Court Opinion

ID: 9766171
Source: CourtListenerOpinion
Date Created: 2023-08-29 04:35:53.38417+00
Date Added: 2024-06-11T07:30:20.019707
License: Public Domain

Morse, J.,
concurring. This case is proof of the old saw, “lawyers argue how many angels can dance on the head of a pin.” In the words of Justice Dooley’s dissent, “It is easy in this contentious litigation to get lost in the underbrush.” 168 Vt. at 29, 714 A.2d at 636. Yet, as I read the majority and dissent, it appears to me that the “underbrush” becomes a tangled thicket.
I fear the judicial debate here will make child support determinations more of a chore than necessary and, while I agree with the Court’s result, I write separately to suggest we relax such painstaking oversight of child support decisions. Reasonable discretion was *27used in this case, and family courts need not wander through labyrinths to determine child support.
The controlling facts are simple. Father made $190,000 a year, nearly ten times the income of mother. Mother annually earned $20,000, received an additional $6,000 in spousal maintenance, and $20,000 in child support for three children, for a total of less than $50,000 a year, or four times less than father. Despite the parties’ initial stipulations, the calculation of child support has been a protracted and acrimonious source of contention. In addition, resort to the alternative-dispute-resolution process has failed to settle their disputes.
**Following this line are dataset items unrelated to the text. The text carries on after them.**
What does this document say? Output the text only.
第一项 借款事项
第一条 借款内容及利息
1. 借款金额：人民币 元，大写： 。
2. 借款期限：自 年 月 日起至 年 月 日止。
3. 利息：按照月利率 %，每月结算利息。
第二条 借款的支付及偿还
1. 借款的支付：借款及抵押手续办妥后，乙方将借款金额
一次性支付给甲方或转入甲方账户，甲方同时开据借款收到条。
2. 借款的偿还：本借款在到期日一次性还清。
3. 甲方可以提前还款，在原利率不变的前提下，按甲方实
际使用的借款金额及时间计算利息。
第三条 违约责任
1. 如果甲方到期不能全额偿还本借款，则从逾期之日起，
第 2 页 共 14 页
The need for judicial intervention was apparent.
The magistrate, noting the significant disparity in the parties’ respective financial resources as well as their demonstrated inability to establish and abide by a method for calculating support, devised a simplified calculation method aimed at providing the children with a better standard of living when living with mother.
I believe the magistrate’s award is a reasonable exercise of discretion under 15 V.S.A. § 656(d). The same result could have been accomplished, in my opinion, by resort to the maintenance supplement provision of Vermont’s statutory scheme, 15 V.S.A. § 661(a). This provision provides:
[T]he court shall order payment of a maintenance supplement to the custodial parent to correct any disparity in the financial circumstances of the parties if the court finds that the disparity has resulted or will result in a lower standard of living for the child than the child would have if living with the noncustodial parent.
Although § 661(a) lists several factors pertaining to the respective financial circumstances of the parties to be considered by the court, including gross income, it requires that only one specific finding be made, namely a lower standard of living for the child. See Nevitt v. Nevitt, 155 Vt. 391, 397, 584 A.2d 1134, 1138 (1990). The fact that the children here enjoyed a much higher standard of living when visiting their father is beyond dispute.
Although the parties’ original 1988 final order contains a provision essentially waiving mother’s right to supplemental maintenance, we held in Grimes v. Grimes, 159 Vt. 399, 404-05, 621 A.2d 211, 213-14 (1992), an agreement cannot conclude the interests of the children, nor remove the court’s continuing jurisdiction over child support. Thus, notwithstanding the parties’ agreement to the contrary, a *28custodial parent simply cannot waive the right to supplemental maintenance because the real beneficiaries of such an award are the children.
I also note that in Grimes we held that the trial court did not err by concluding that a child support award in excess of the amount calculated under § 659 must be characterized as maintenance under § 661, and while this conclusion was not based on the agreement between the parties, it was based on and fully supported by the statutory scheme. See id. at 407-08, 621 A.2d at 215. Therefore, even if the magistrate here calculated an award consistent with the extrapolation method contained in the original divorce decree, she still would have had the statutory authority to adjust the amount upward to reflect father’s income so that his children could also benefit from his economic success as they presumably would have had the marriage not dissolved.
I, too, disagree with the dissent’s view that there was not a sufficient shift in circumstances to justify a modification of the support obligation. The father’s persistent bad faith in undermining mother’s ability to enforce their agreement on child support is reason enough to eliminate it and substitute a different standard. The “stipulated” financial package was particularly favorable to father at the expense of mother’s resources to support her children. His bad faith efforts to undermine that agreed order, in my view, was a refutation of his original agreement on child support. He cannot, in fairness, discard what he considers a detriment and keep the benefits.